The Philatelic Foundation
- Founded: 1945
- Founder: Alfred F. Lichtenstein, Theodore E. Steinway, Louise Boyd Dale, et al
- Type: Not-for-Profit Organization
- Focus: Certifying the authenticity of collectible stamps
- Location: New York City, USA;
- Region served: Worldwide
- Method: Reference collection, philatelic library
- Subsidiaries: University of the State of New York
- Revenue: Certification fees
- Website: The Philatelic Foundation

= The Philatelic Foundation =

The Philatelic Foundation is a philatelic organization granted a charter in 1945 by the University of the State of New York as a Nonprofit Educational Institution.

==Location==
The Philatelic Foundation is located at 353 Lexington Ave Suite 804, New York, NY 10016.

== Philatelic expertise==
The Philatelic Foundation maintains a reference collection of postage stamps and is a major source of authentication of rare and valuable postage stamps for stamp collectors who wish to know if the “valuable” stamp they have is authentic or counterfeit, and, if it is authentic, whether it is free of defect.

If the stamp submitted is authentic, a certification, containing a photo of the stamp and related technical details, is issued and sent to the person submitting the stamp.

Obtaining a certification of a valuable postage stamp by a stamp collector or a stamp dealer may be done for various reasons:
- personal satisfaction that the stamp purchased is authentic
- ease of subsequent sale of the stamp with its certificate of authenticity

==Publications==
The Philatelic Foundation issues various publications on philatelic literature, including, for example, Analysis and Counterfeit Leaflets, quarterly magazines and bimonthly newsletters.

The Philatelic Foundation has long encouraged the creation of a diverse group of publications. This includes the “Opinions” books (I-VIII), The Pony Express – A Postal History by Richard C. Frajola, George J. Kramer and Steven C. Walske and Hawaii Foreign Mail to 1870 by Fred F. Gregory.

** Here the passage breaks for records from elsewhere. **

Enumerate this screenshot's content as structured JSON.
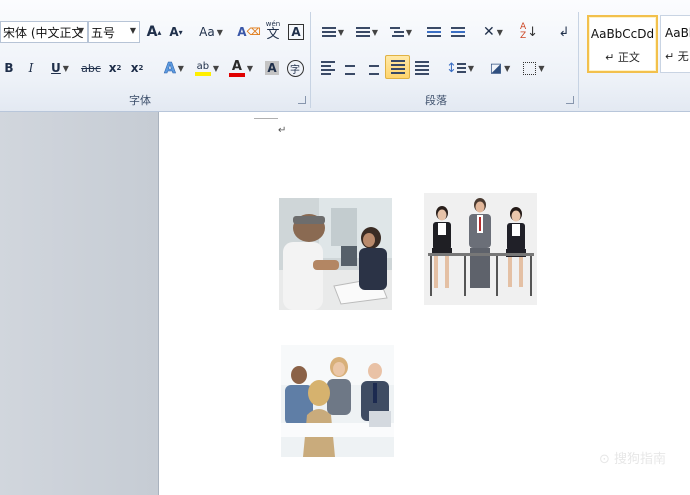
{
  "font_group": {
    "label": "字体",
    "font_name": "宋体 (中文正文",
    "font_size": "五号",
    "grow": "A",
    "shrink": "A",
    "change_case": "Aa",
    "clear_format": "A",
    "phonetic_top": "wén",
    "phonetic_char": "文",
    "border_char": "A",
    "bold": "B",
    "italic": "I",
    "underline": "U",
    "strike": "abc",
    "subscript": "x",
    "superscript": "x",
    "effects": "A",
    "highlight": "ab",
    "font_color": "A",
    "shading": "A",
    "enclose": "字"
  },
  "paragraph_group": {
    "label": "段落",
    "sort": "A"
  },
  "styles_group": {
    "items": [
      {
        "sample": "AaBbCcDd",
        "name": "↵ 正文"
      },
      {
        "sample": "AaBb",
        "name": "↵ 无"
      }
    ]
  },
  "document": {
    "paragraph_mark": "↵",
    "watermark": "⊙ 搜狗指南"
  },
  "colors": {
    "highlight": "#ffef00",
    "font_color": "#e00000",
    "selected_style": "#f2c04c"
  }
}
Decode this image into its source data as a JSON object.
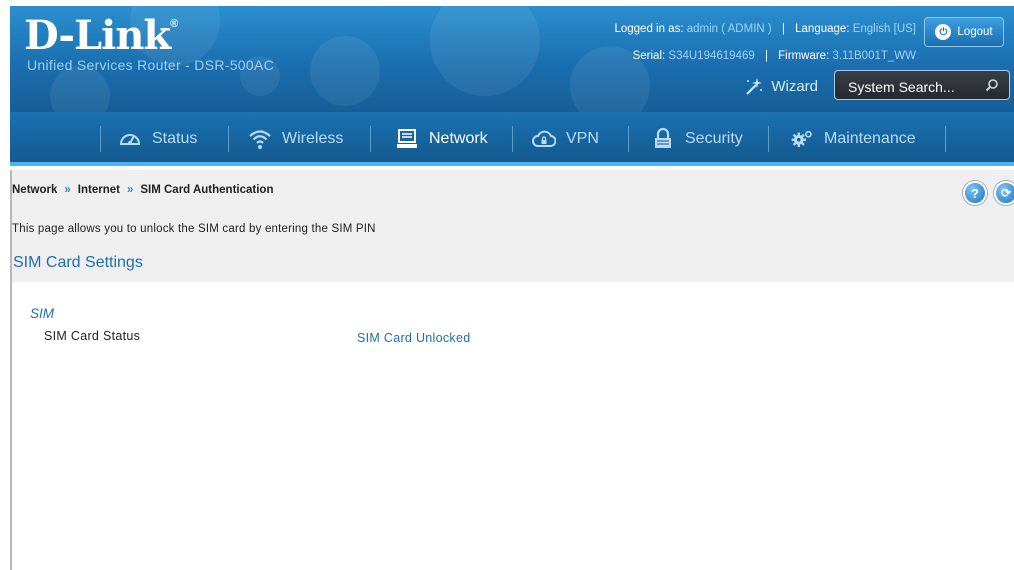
{
  "header": {
    "logo_text": "D-Link",
    "logo_mark": "®",
    "subtitle": "Unified Services Router - DSR-500AC",
    "logged_in_label": "Logged in as:",
    "logged_in_value": "admin ( ADMIN )",
    "language_label": "Language:",
    "language_value": "English [US]",
    "serial_label": "Serial:",
    "serial_value": "S34U194619469",
    "firmware_label": "Firmware:",
    "firmware_value": "3.11B001T_WW",
    "logout_label": "Logout",
    "wizard_label": "Wizard",
    "search_placeholder": "System Search...",
    "brand_color": "#1b6fb0"
  },
  "nav": {
    "items": [
      {
        "label": "Status",
        "icon": "gauge-icon"
      },
      {
        "label": "Wireless",
        "icon": "wifi-icon"
      },
      {
        "label": "Network",
        "icon": "computer-icon",
        "active": true
      },
      {
        "label": "VPN",
        "icon": "cloud-lock-icon"
      },
      {
        "label": "Security",
        "icon": "lock-icon"
      },
      {
        "label": "Maintenance",
        "icon": "gears-icon"
      }
    ]
  },
  "breadcrumb": {
    "items": [
      "Network",
      "Internet",
      "SIM Card Authentication"
    ],
    "separator": "»"
  },
  "page": {
    "description": "This page allows you to unlock the SIM card by entering the SIM PIN",
    "section_title": "SIM Card Settings",
    "sub_heading": "SIM",
    "fields": [
      {
        "label": "SIM Card Status",
        "value": "SIM Card Unlocked"
      }
    ]
  }
}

As part of being a non-profit, The Philatelic Foundation also keeps an up-to-date website which features various free resources for collectors. This includes recently expertized items, research articles, a section on fakes and forgeries, among much more.

==Other experts==
Although the Philatelic Foundation is a recognized major source of philatelic expertise, especially of stamps issued in the United States, there are numerous other philatelic experts listed in stamp catalogs of various countries.